“Mayor Ravenstahl has long been a proponent of campaign finance reform.”
I try to keep my comments policy-oriented here, lively for certain but always in good spirits. Nonetheless, readers must continually sense something because from time to time it is suggested to me that boy, I must really hate the mayor!
“Hate” is both a strong and a wrong word, but in the future I think this would be an excellent item to stick a pin in — if in the future readers should ever notice a degree of anger.
Patrick Dowd must have felt similarly, because he looked for all the world like he was fixing to take a swing at the mayor’s Manager of Policy. That’s dangerous — I think it must be a tactic by now for the administration to be so glibly and punishingly mendacious that one cannot summon an adequate response. Even still, Dowd gamely plowed ahead with his prepared questions, barely concealing his outrage.
First Dowd asked: the Mayor wrote in his veto letter of last summer’s CFR legislation that he objected to the effect CFR would have on challengers to build campaign war chest capable of knocking off incumbents. What had changed over the months to alleviate those concerns?
Mazefsky’s only response was to point out that Dowd himself had raised $80 thousand during his campaign for Council, and to quote him on one occasion saying he was proud of that. He did not address why the mayor dropped that concern.

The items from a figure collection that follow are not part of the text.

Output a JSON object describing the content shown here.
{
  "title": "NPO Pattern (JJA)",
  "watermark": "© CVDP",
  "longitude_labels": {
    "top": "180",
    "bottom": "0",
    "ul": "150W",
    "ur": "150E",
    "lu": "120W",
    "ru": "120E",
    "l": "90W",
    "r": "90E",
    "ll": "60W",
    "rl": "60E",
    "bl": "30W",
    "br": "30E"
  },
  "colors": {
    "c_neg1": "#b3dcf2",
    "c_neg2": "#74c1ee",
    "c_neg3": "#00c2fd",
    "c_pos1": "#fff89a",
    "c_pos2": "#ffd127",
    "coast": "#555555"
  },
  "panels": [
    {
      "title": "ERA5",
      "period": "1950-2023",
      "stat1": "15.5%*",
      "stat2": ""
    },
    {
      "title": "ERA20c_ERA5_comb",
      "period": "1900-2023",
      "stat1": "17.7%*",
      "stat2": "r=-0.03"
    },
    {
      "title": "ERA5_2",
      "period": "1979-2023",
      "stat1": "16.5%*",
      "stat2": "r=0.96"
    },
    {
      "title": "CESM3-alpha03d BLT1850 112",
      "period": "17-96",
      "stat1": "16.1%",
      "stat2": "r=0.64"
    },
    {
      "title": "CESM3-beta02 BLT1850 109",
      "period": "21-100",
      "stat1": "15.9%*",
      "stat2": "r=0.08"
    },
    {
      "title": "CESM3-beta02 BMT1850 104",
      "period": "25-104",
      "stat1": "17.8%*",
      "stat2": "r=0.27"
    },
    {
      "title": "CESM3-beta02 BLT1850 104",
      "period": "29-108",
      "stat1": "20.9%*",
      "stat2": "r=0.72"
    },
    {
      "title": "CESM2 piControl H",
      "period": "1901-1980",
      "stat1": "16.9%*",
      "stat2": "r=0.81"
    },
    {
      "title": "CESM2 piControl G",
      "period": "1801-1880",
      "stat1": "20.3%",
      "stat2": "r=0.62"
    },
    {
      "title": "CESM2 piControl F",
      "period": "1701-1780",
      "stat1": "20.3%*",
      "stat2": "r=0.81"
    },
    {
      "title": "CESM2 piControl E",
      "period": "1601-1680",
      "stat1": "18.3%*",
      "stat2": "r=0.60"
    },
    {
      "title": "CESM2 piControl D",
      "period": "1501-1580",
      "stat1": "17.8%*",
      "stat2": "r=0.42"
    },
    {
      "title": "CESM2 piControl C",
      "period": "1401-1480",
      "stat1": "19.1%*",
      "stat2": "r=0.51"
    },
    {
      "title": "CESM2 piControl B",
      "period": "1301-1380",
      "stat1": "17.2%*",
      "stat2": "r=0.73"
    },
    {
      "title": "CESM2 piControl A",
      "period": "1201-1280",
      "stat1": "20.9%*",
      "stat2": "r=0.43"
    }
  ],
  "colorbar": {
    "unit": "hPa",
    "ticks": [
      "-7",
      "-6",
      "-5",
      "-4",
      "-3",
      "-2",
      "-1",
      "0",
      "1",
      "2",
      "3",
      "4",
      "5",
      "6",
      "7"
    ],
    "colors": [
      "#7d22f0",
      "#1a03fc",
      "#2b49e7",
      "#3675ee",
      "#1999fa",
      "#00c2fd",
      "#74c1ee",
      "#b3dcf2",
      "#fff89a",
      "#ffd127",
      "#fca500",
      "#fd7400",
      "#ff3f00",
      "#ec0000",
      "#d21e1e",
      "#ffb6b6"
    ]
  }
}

Then Dowd asked: the Mayor also wrote that it is important CFR be enacted only statewide, so as to “level the playing field” for everybody. However, not only is this new bill the mayor and county exec submitted not statewide, it does not even address the many municipalities and governments within Allegheny County — it only address City of Pittsburgh and Allegheny County officeholders. So again, what happened to the Mayor’s previously stated concerns?

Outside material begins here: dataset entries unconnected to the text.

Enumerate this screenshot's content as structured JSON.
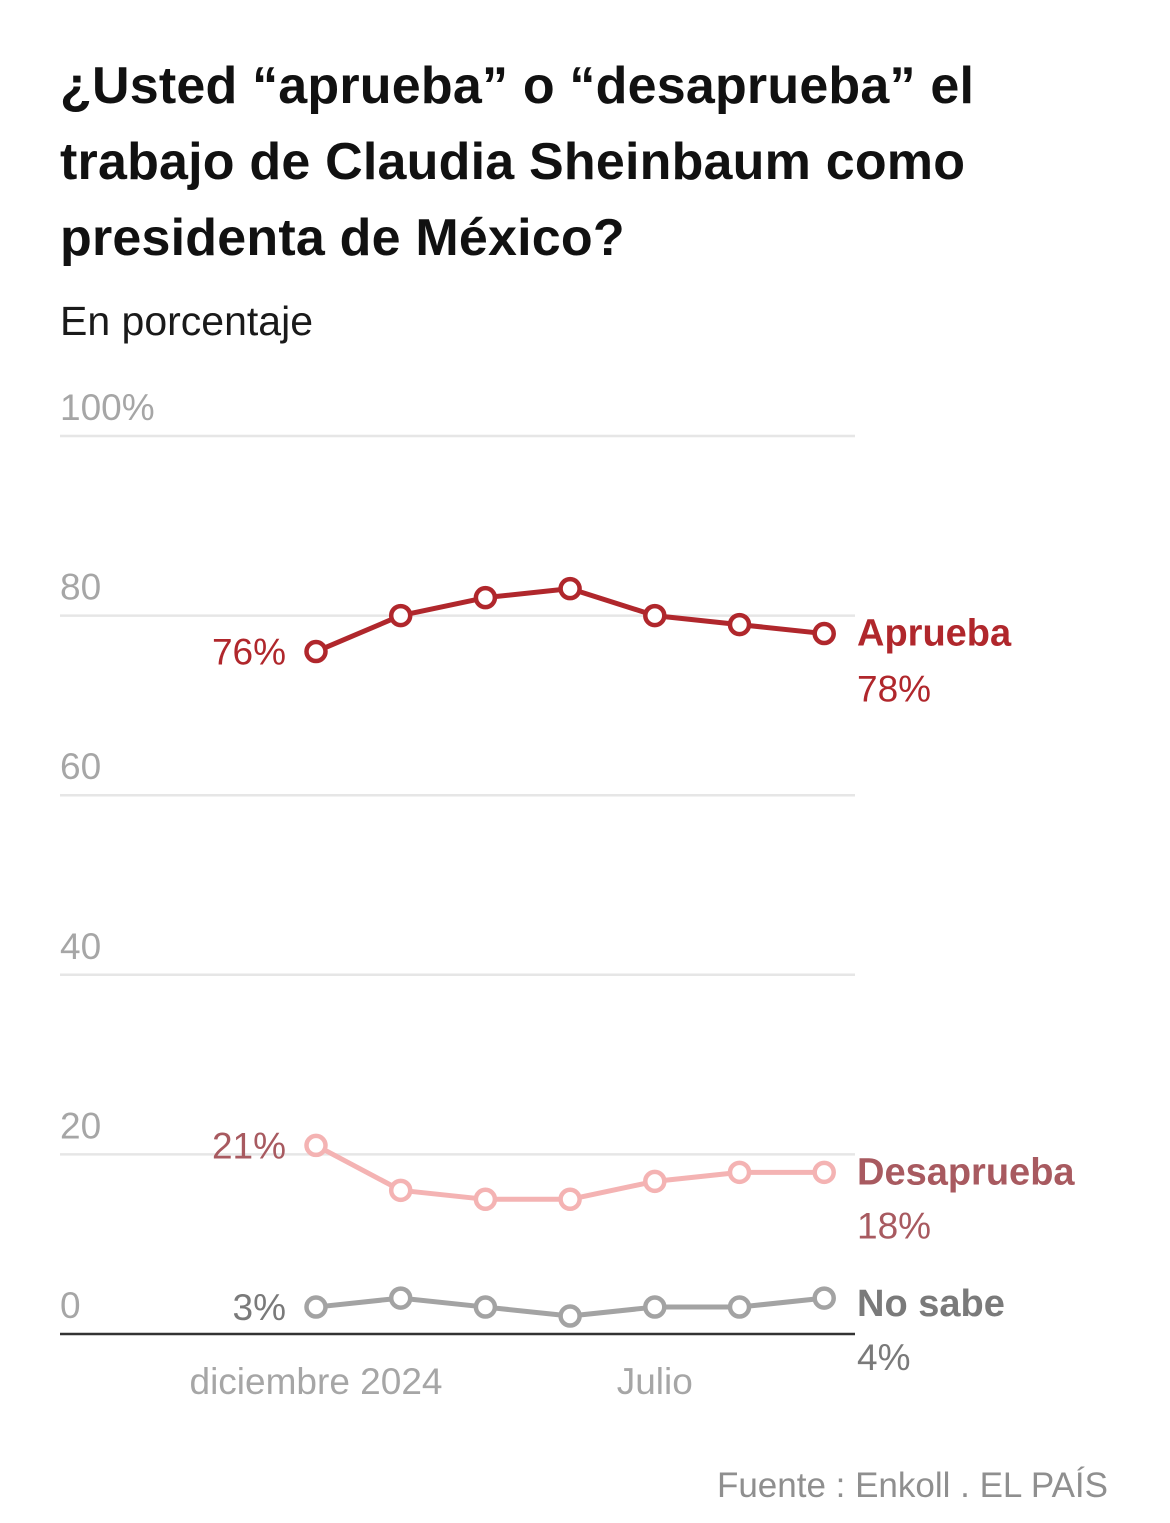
{
  "header": {
    "title": "¿Usted “aprueba” o “desaprueba” el trabajo de Claudia Sheinbaum como presidenta de México?",
    "subtitle": "En porcentaje"
  },
  "footer": {
    "source": "Fuente : Enkoll . EL PAÍS"
  },
  "colors": {
    "aprueba": "#b0272c",
    "desaprueba_line": "#f4b3b3",
    "desaprueba_label": "#a85a60",
    "no_sabe": "#a3a3a3",
    "no_sabe_label": "#7a7a7a",
    "grid": "#e6e6e6",
    "tick": "#a6a6a6",
    "axis": "#333333"
  },
  "chart_data": {
    "type": "line",
    "title": "¿Usted “aprueba” o “desaprueba” el trabajo de Claudia Sheinbaum como presidenta de México?",
    "subtitle": "En porcentaje",
    "xlabel": "",
    "ylabel": "",
    "ylim": [
      0,
      100
    ],
    "y_ticks": [
      0,
      20,
      40,
      60,
      80,
      100
    ],
    "y_tick_labels": [
      "0",
      "20",
      "40",
      "60",
      "80",
      "100%"
    ],
    "grid": true,
    "x_points": 7,
    "x_tick_labels": [
      {
        "index": 0,
        "label": "diciembre 2024"
      },
      {
        "index": 4,
        "label": "Julio"
      }
    ],
    "series": [
      {
        "key": "aprueba",
        "name": "Aprueba",
        "values": [
          76,
          80,
          82,
          83,
          80,
          79,
          78
        ],
        "start_label": "76%",
        "end_label": "78%"
      },
      {
        "key": "desaprueba",
        "name": "Desaprueba",
        "values": [
          21,
          16,
          15,
          15,
          17,
          18,
          18
        ],
        "start_label": "21%",
        "end_label": "18%"
      },
      {
        "key": "no_sabe",
        "name": "No sabe",
        "values": [
          3,
          4,
          3,
          2,
          3,
          3,
          4
        ],
        "start_label": "3%",
        "end_label": "4%"
      }
    ]
  }
}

Mazefsky’s only response to this was to point out that Dowd failed to propose campaign finance reform for the School Board while he sat on that body.
You can check the video.
After this was concluded, Councilwoman Harris opened her turn at questioning with the observation that “there’s a lot of politics in the room” — and certainly there was. However, it was clear that Dowd was playing politics at least with a set of verifiable, real-world facts and interesting questions. Gabe Mazefsky, by contrast, was playing politics with … I don’t even know how to describe it.
Those members of Council who voted against campaign finance reform back in June reiterated their skepticism and their objections once again — with Theresa Smith now filling the role of Dan Deasy. Of course I disagree with their positions, and the City can debate all of that on its merits. Yet none of those individuals pretended to have been “long time proponents” of these particular reforms, none of them were wild about the current measure, and none of them veered off into abject childishness like Mr. Mazefsky.
Assuming Mayor Ravenstahl has or ever had convictions on the subject, all he is accomplishing by proposing these weak and tentative reforms is to sell out the colleagues with whom he shared some convictions last summer — for the sake of play-acting like a progressive reformer immediately before an election.